The Service in B-flat major (in full Morning, Evening and Communion Service in B-flat), Op. 10, is a collection of Anglican church music by Charles Villiers Stanford for mixed choir and organ containing the canticles for each of the principal services of the Anglican Church. Stanford set the traditional liturgical texts in English in 1879 when he was the organist of Trinity College, Cambridge. They were published by Novello in 1902. Stanford orchestrated the work in 1903, with additional organ.

== History ==
In 1877, Charles Villiers Stanford, returning from extended studies in Leipzig and Berlin, was appointed organist of Trinity College, Cambridge. He had to conduct two weekly rehearsals, training the boys for six hours per week during term time, and four hours during holiday periods. Choral services were held on Saturdays and Sundays, also on Christmas Eve, on Christmas Day, on the Feast of the Circumcision (1 January) and Epiphany (6 January).

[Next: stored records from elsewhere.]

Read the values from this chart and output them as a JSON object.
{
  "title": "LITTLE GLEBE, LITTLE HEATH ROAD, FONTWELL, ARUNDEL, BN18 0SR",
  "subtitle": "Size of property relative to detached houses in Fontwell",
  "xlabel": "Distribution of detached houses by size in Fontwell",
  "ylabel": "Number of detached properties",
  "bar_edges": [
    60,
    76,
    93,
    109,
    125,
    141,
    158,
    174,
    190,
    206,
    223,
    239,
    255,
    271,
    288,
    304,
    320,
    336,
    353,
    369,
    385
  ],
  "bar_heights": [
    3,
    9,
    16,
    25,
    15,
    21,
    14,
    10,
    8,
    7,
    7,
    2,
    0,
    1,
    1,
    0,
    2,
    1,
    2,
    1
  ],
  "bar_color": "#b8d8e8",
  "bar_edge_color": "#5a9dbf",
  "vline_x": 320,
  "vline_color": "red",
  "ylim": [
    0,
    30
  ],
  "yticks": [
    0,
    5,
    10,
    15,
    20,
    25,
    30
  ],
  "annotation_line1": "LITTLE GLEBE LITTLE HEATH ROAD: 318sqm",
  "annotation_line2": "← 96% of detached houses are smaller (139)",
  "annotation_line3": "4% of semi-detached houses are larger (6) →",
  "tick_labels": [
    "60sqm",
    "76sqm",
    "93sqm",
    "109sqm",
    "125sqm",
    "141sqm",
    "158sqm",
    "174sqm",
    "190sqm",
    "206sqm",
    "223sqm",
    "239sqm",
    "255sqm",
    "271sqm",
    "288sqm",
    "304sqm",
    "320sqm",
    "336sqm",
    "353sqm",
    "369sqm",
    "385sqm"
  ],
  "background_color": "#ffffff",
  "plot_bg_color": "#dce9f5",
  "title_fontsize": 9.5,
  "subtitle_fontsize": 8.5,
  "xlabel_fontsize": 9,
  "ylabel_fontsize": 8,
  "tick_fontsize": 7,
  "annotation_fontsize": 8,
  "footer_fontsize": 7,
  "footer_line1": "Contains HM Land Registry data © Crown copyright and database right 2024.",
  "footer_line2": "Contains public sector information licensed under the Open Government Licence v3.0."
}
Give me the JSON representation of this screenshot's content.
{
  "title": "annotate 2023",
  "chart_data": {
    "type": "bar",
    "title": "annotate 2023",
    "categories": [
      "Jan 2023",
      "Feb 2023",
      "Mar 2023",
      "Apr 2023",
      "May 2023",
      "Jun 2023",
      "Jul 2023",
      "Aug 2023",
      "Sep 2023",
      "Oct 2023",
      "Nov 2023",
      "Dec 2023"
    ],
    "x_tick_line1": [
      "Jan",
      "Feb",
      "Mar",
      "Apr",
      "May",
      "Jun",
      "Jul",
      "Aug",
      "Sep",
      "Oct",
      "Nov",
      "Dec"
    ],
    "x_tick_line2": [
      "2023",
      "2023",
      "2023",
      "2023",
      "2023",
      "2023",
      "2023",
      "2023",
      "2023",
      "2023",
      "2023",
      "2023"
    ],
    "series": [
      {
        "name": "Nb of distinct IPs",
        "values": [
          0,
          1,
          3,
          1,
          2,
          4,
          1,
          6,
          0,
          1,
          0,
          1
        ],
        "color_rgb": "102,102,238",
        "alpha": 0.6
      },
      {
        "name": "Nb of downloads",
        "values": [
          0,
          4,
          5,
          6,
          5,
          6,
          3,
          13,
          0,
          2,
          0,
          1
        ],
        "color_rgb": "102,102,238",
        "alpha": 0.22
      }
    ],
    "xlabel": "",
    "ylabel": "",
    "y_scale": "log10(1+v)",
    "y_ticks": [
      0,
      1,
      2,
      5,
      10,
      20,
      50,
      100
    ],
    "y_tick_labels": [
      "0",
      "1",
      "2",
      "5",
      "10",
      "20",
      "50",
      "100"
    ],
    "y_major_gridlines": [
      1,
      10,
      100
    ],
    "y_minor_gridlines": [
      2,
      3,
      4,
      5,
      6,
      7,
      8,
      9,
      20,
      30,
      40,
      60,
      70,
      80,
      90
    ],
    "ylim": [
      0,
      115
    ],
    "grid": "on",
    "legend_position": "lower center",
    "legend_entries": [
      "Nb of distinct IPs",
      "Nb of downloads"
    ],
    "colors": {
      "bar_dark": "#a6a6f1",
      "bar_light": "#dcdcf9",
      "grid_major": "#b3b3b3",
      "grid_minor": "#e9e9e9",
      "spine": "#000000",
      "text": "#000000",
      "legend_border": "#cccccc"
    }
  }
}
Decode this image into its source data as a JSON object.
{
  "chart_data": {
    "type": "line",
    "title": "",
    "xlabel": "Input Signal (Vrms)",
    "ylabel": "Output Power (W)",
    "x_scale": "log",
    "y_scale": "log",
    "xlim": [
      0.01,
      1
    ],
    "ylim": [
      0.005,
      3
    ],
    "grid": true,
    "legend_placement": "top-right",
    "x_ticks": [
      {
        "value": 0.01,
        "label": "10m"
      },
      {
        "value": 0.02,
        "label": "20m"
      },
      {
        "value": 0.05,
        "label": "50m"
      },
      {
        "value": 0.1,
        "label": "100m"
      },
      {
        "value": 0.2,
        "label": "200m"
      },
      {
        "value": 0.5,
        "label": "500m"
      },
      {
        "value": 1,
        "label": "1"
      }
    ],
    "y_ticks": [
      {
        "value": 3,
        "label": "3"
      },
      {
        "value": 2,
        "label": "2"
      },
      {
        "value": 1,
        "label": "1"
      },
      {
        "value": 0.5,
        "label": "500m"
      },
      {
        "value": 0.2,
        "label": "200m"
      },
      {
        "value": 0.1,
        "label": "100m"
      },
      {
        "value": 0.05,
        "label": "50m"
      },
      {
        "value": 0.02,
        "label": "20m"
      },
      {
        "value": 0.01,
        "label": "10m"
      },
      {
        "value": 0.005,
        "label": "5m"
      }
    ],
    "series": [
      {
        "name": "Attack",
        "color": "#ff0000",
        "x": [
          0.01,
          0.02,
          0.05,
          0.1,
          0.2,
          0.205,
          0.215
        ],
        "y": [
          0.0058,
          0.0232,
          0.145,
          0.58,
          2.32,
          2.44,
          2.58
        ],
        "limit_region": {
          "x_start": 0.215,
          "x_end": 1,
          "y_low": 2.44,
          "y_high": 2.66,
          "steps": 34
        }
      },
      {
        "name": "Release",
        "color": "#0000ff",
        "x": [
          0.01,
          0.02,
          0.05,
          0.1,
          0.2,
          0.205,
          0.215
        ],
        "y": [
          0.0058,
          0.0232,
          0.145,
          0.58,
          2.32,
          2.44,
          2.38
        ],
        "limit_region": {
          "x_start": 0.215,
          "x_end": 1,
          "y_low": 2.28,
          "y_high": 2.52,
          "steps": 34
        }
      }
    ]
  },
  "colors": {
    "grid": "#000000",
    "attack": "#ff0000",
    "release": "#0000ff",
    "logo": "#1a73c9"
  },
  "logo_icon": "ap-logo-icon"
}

Stanford composed the service in B♭ major, as the first of several, for mixed choir and organ in 1879. He set the traditional liturgical Anglican texts in English, as part of his efforts to improve singing at the College Chapel. The Jubilate Deo (Psalm 100) and Te Deum in B♭ were first performed during Matins (Morning service) on 25 May 1879. On 24 August that year, during vacation, the Te Deum was repeated with the first performance of the Benedictus, while the Magnificat and the Nunc dimittis were first performed in the evening service. The Service in B♭ was a significant development in Stanford's setting of the morning and evening canticles.

== Structure and music ==
The work is structured in the ten traditional sections of the Anglican service:
- Morning Service
  - Te Deum
  - Jubilate
  - Benedictus
- Communion Service
  - Kyrie (10-fold)
  - Credo
  - Sursum corda
  - Sanctus
  - Gloria in excelsis
- Evening Service
  - Magnificat
  - Nunc dimittis

A reviewer summarised: "The service is a major milestone in the development of Anglican church music, representing the harnessing of Brahmsian symphonic technique to the needs of the Anglican liturgy."

== Recordings ==
A 2010 recording The Feast of Saint Peter the Apostle at Westminster Abbey, celebrating the patron saint of Westminster Abbey, contains four of the ten parts, performed by the Choir of Westminster Abbey and organist Robert Quinney, conducted by James O'Donnell.